DONNE CHE UCCIDONO GLI UOMINI/ Zeinab e Alessia, perdono e giustizia possono andare insieme?

- Mauro Leonardi

Due fatti completamente diversi, due donne che hanno ucciso il marito, Zeinab Sekaanvand in Iran e Alessia Mendes in Italia, ci interrogano sulla giustizia. MAURO LEONARDI

carabinieri_omicidio_ris_lapresse_2018 Carabinieri (LaPresse)

Due fatti totalmente indipendenti risuonano dentro di me e si amplificano. Zeinab Sekaanvand, una donna bambina, è stata giustiziata in Iran il 2 ottobre scorso perché aveva ucciso il marito. Zeinab, di origine curda, ora 24enne, era stata arrestata ancora 17enne e subito condannata a morte perché aveva ucciso il marito che era stata costretta a sposare quando aveva ancora 15 anni. Un’altra donna, Alessia Mendes, brasiliana di quarant’anni, dopo anni di maltrattamenti, uccide a Genova il marito con dodici coltellate e viene assolta. Per il giudice quei dodici fendenti sono stati una legittima difesa della donna rispetto a un uomo che era stato denunciato due volte per maltrattamenti e lesioni. È probabile che la sentenza venga impugnata ma, in ogni caso, al momento attuale, le due storie parallele stridono per l’estrema disparità di giudizio.
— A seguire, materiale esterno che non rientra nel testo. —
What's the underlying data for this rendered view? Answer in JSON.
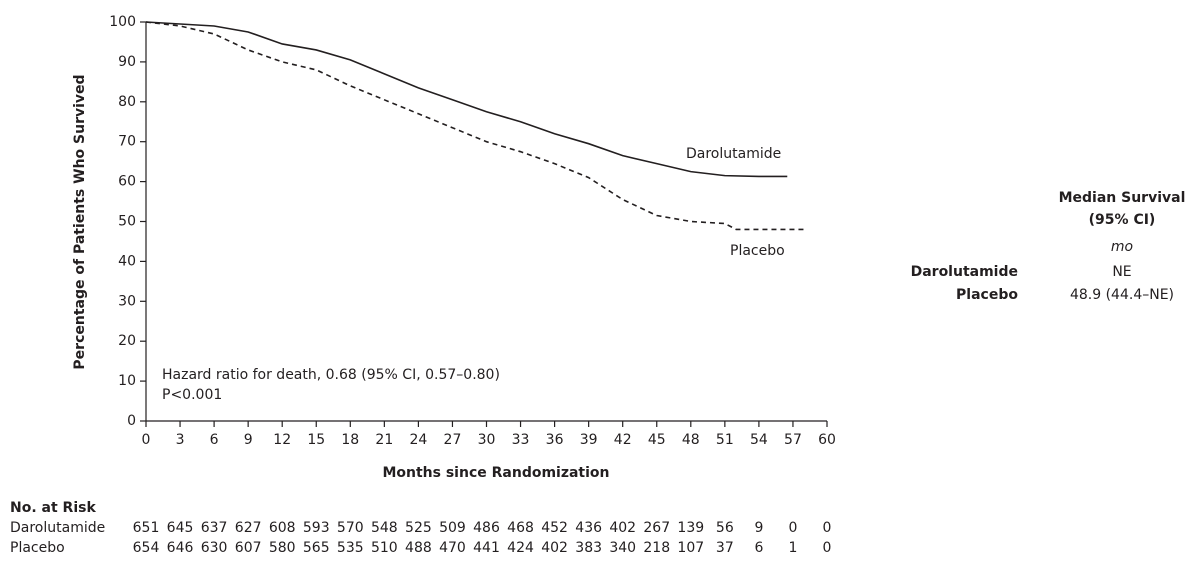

Non uccidere: il comandamento è assoluto e non sembrerebbe avere eccezioni. Eppure penso a Giuditta e Oloferne e dico che, a volte, la volontà di Dio può passare anche per un coltello. Perché non ci può essere amore in un aguzzino che ti violenta a 15 anni, che ti picchia in continuazione: non è amore, è un omicidio di ogni giorno cui alla fine ti ribelli e urli “No”. 

Come uomo, non mi sento di condannare queste donne, di parlare di vendetta. Vedo un senso di giustizia dopo una vita di schiaffi, pugni, costruzioni che sono peggio delle botte. Come sacerdote non ho risposte di fronte a cose come queste. Partendo dal fatto che il quinto comandamento, “non uccidere”, significa “non uccidere volontariamente un innocente”, e che quindi la legittima difesa non è omicidio (non è infrangere un comandamento), so che bisognerebbe in ogni caso puntare e sperare in una soluzione diversa, impossibile all’essere umano che rimane solo e senza Dio. È la soluzione di Gesù, del martire, è quella di chi trova la libertà nel perdono senza però trascurare i passi della verità, che sono riconoscere di essere vittime e che ci sono dei carnefici.
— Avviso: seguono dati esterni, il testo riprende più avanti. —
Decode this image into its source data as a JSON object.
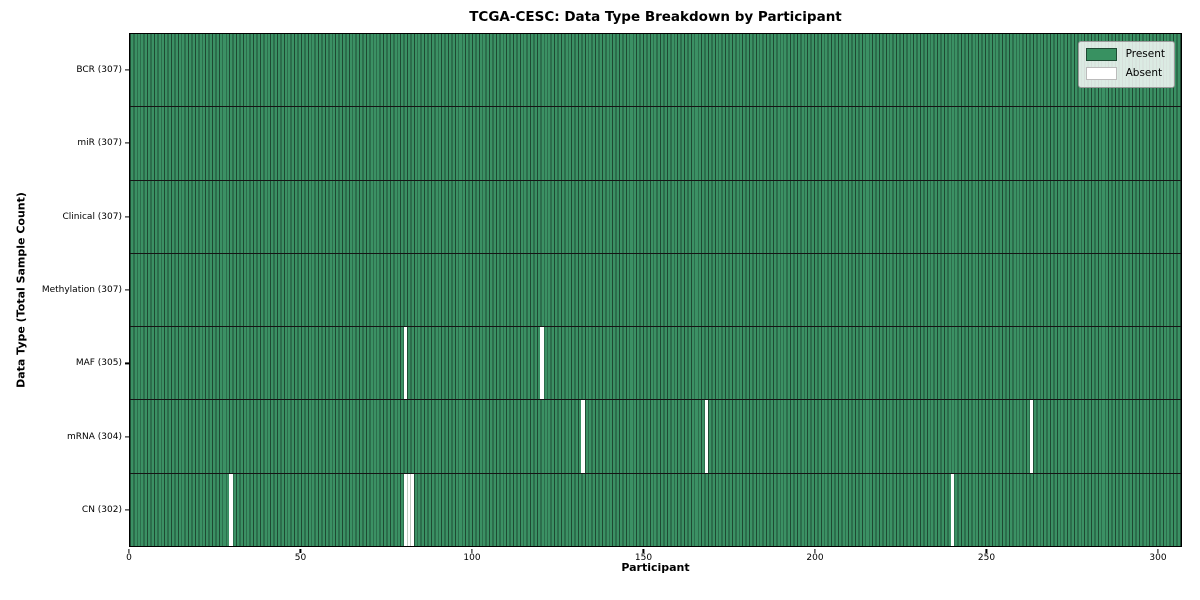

Ma la giustizia umana non contempla la possibilità del perdono. La giustizia deve costruire una società giusta che, prima di arrivare alla carità del perdono, edifichi in primo luogo la giustizia. Quella che impedisce a una bambina di finire nelle mani di un orco che la violenta, o a un uomo due volte denunciato di continuare ad essere violento. Perché la possibilità di sconfiggere un odio cieco, che conosce solo le catene, con la libertà della misericordia può nascere solo nel terreno della giustizia. Quella che protegge dalla violenza. Quella giustizia che, intervenendo, preserva dalla vendetta consente alla vittima di non abbassarsi al livello della violenza e, scoprendosi protetta e custodita, le consente di sintonizzarsi con il perdono. Che sarà vero proprio perché fiorisce a partire dalla consapevolezza dell’ingiustizia subita.